Amid these productions, some have struck ‘alliances’ and some ‘kindness and empathy’ emerged (p145). Dozens of children have now been born between Manusians and those detained.
Any kyriarchal system depends on the involvement of multiple organisations and agencies for its legitimacy. It is propped up by political, legal, governmental, media and educational actors, all of whom must either ignore, downplay or support its existence.
Through his book, Boochani continually observes those who play crucial roles in this oppression. He sees the ‘vulture-like’ journalists, who are always looking for horrific events to trade (p91). He castigates the interpreters, those ‘forbidden to express emotion’ and who have ‘totally surrendered their agency’ to become spokespeople for the system (p315). He denounces the doctors who encouraged drug dependency, and who never ‘set foot on the island’ (p312).
Within discussions, he reflected on the legitimising function of human rights workers. Gaining access to the prison via authorities, rights organisations research and write reports for the Australian state. Pleased with their work, they wait for change to occur. But nothing shifts. These human rights activities bolster the system and provide a cover for fundamental democratic deficits. They give the illusion that rights are engaged.
Amid the terror and the fear, Boochani is insistent about the power of creative actions – through prose, poetry, dancing, music and cabaret. Creative resistance cannot be easily controlled – for example, singing or writing can entertain, provide a piece of happiness and spite those in power. His book is dedicated to Janet Gilbraith, who set up Writing Through Fences, a space for refugee artists and writers. Alongside others, her actions have opened the possibilities for humanity and a sense of freedom to exist.

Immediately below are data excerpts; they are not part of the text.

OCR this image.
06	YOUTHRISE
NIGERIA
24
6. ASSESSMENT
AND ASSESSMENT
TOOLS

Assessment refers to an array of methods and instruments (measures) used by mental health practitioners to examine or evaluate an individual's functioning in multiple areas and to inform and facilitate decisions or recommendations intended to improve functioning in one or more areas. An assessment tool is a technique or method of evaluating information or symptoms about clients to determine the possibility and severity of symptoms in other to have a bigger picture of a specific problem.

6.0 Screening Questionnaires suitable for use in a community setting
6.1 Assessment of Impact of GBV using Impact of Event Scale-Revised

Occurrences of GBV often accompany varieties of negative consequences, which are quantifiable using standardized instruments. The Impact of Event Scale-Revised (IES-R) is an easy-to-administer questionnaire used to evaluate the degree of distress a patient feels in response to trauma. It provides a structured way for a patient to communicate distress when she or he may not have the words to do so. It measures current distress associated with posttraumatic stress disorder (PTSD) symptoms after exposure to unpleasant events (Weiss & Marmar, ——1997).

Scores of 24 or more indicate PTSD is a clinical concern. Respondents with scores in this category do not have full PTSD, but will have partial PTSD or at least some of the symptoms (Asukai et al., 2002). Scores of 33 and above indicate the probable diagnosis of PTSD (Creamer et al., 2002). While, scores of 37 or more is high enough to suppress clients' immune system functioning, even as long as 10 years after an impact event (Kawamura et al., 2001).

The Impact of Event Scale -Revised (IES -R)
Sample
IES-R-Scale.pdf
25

The kyriarchal system extends beyond Manus into a ‘border-industrial complex’ that controls subaltern groups across the world. While there is a common refrain that prisons like Manus are an anomaly in an Australia that is otherwise fair, generous and kind, Manus ‘is Australia itself’ (p158). The colonial logics that allow the gross over-representation of Indigenous people in carceral sites, their over-policing and their early preventable deaths are those that allow Manus prison to ever exist.
Still, the lived experiences on Manus, or other sites, are usually hidden from our view. We seem to prefer it like that. Despite the steady flow of criticism directed to Australia from UN members, New Zealand has avoided direct formal criticism of the Australian treatment of asylum seekers. Perhaps it is too politically difficult, or maybe Australia acts as our ‘gatekeeper’, doing our dirty work and keeping ‘them’ out. Whatever the rationale, we are inevitably part of the same kyriarchy that sustains these forms of state-institutional violence.